Proposal:
Allow "var" before any type declaration as an explicit statement that the developer intends the variable to be non-final. The presence of "var" before a type has no effect on the program's behavior because it only declares what is already the default. The "var" is only there to document developer intent and for future static analysis tools.
If I've read the spec correctly, I intend section 5 to have the following, modified definition:
finalVarOrType:
final type? |
var type? |
type
;
Motivation:
Some developers prefer to work with single-assignment variables, but manually marking each variable as final is a burden. Making all variables final by default burdens other developers (see earlier discussions[1][2]). Without changes to Dart, "final-ists" could write a static analysis tool to warn about multiple-assignment:
int x = 7;
int y = 1;
x = x + y; // tool warns: multiple assignment to variable "x"
Without this proposal, the tool could use special comments to exempt specific variables from the restriction.

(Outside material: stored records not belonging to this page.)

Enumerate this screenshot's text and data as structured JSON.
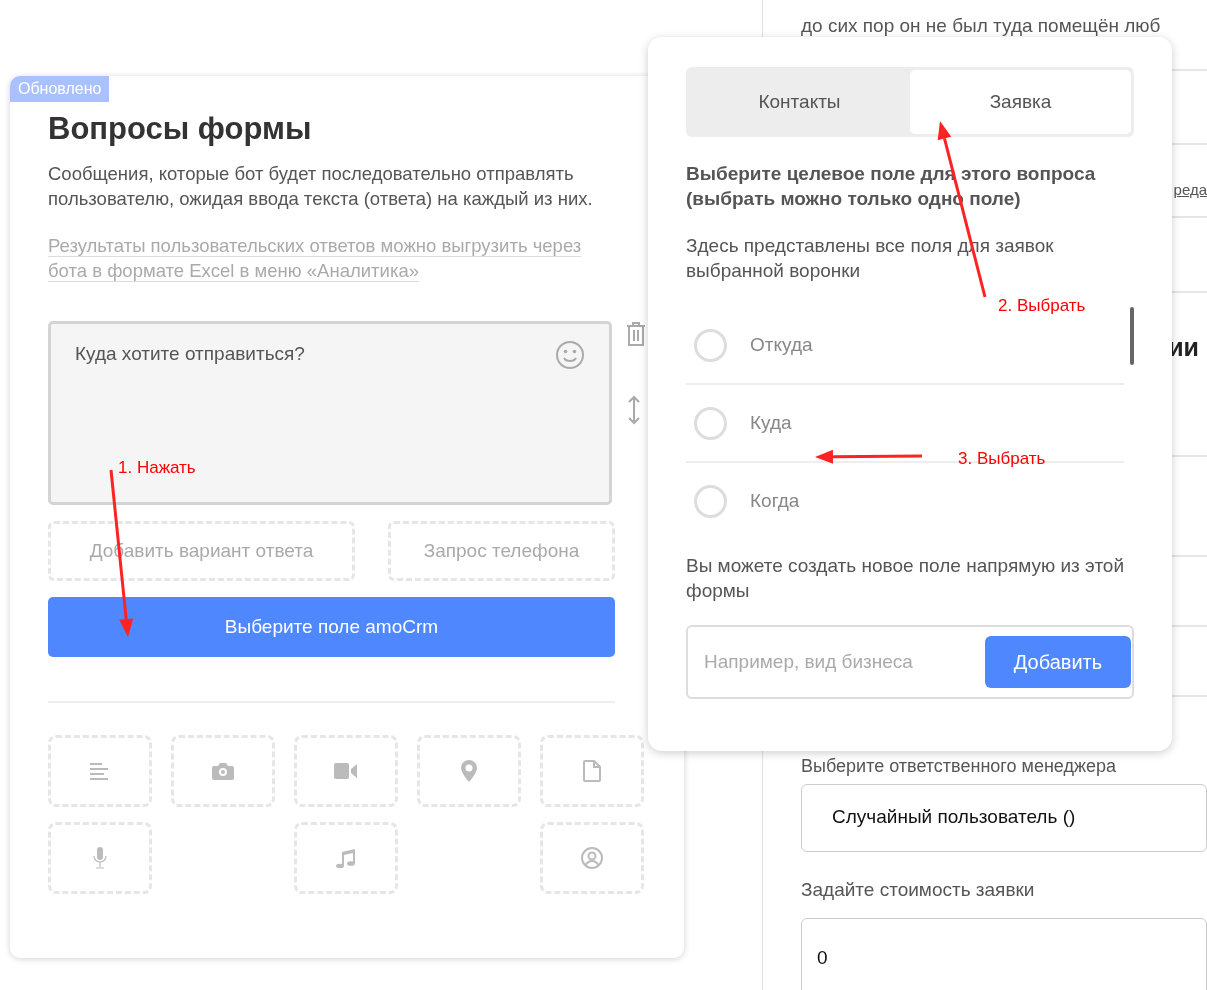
{
  "background_panel": {
    "top_text": "до сих пор он не был туда помещён люб",
    "link_fragment": "реда",
    "heading_fragment": "ии",
    "manager_label": "Выберите ответственного менеджера",
    "manager_select": "Случайный пользователь ()",
    "cost_label": "Задайте стоимость заявки",
    "cost_value": "0"
  },
  "form_card": {
    "badge": "Обновлено",
    "title": "Вопросы формы",
    "description": "Сообщения, которые бот будет последовательно отправлять пользователю, ожидая ввода текста (ответа) на каждый из них.",
    "export_note": "Результаты пользовательских ответов можно выгрузить через бота в формате Excel в меню «Аналитика»",
    "question": {
      "text": "Куда хотите отправиться?"
    },
    "answer_buttons": [
      "Добавить вариант ответа",
      "Запрос телефона"
    ],
    "primary_button": "Выберите поле amoCrm",
    "attachment_rows": [
      [
        {
          "kind": "text"
        },
        {
          "kind": "photo"
        },
        {
          "kind": "video"
        },
        {
          "kind": "location"
        },
        {
          "kind": "file"
        }
      ],
      [
        {
          "kind": "voice"
        },
        {
          "kind": "music"
        },
        {
          "kind": "contact"
        }
      ]
    ]
  },
  "popover": {
    "tabs": [
      {
        "label": "Контакты",
        "selected": false
      },
      {
        "label": "Заявка",
        "selected": true
      }
    ],
    "heading": "Выберите целевое поле для этого вопроса (выбрать можно только одно поле)",
    "hint": "Здесь представлены все поля для заявок выбранной воронки",
    "fields": [
      {
        "label": "Откуда",
        "selected": false
      },
      {
        "label": "Куда",
        "selected": false
      },
      {
        "label": "Когда",
        "selected": false
      }
    ],
    "create_hint": "Вы можете создать новое поле напрямую из этой формы",
    "new_field": {
      "placeholder": "Например, вид бизнеса"
    },
    "add_button": "Добавить"
  },
  "annotations": [
    {
      "text": "1. Нажать"
    },
    {
      "text": "2. Выбрать"
    },
    {
      "text": "3. Выбрать"
    }
  ]
}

int x = 7; /* {non-final} */
With this proposal, the developer accomplishes the same thing with
var int x = 7;
Since all existing Dart code is still valid under this proposal, I can't see any additional burden for developers coming from Java/JS/C#. Developers wanting to enforce single-assignment carry the burden of their own preference since they have to write the static analysis tool (or compiler option).
Any thoughts or questions? Is such a change acceptable?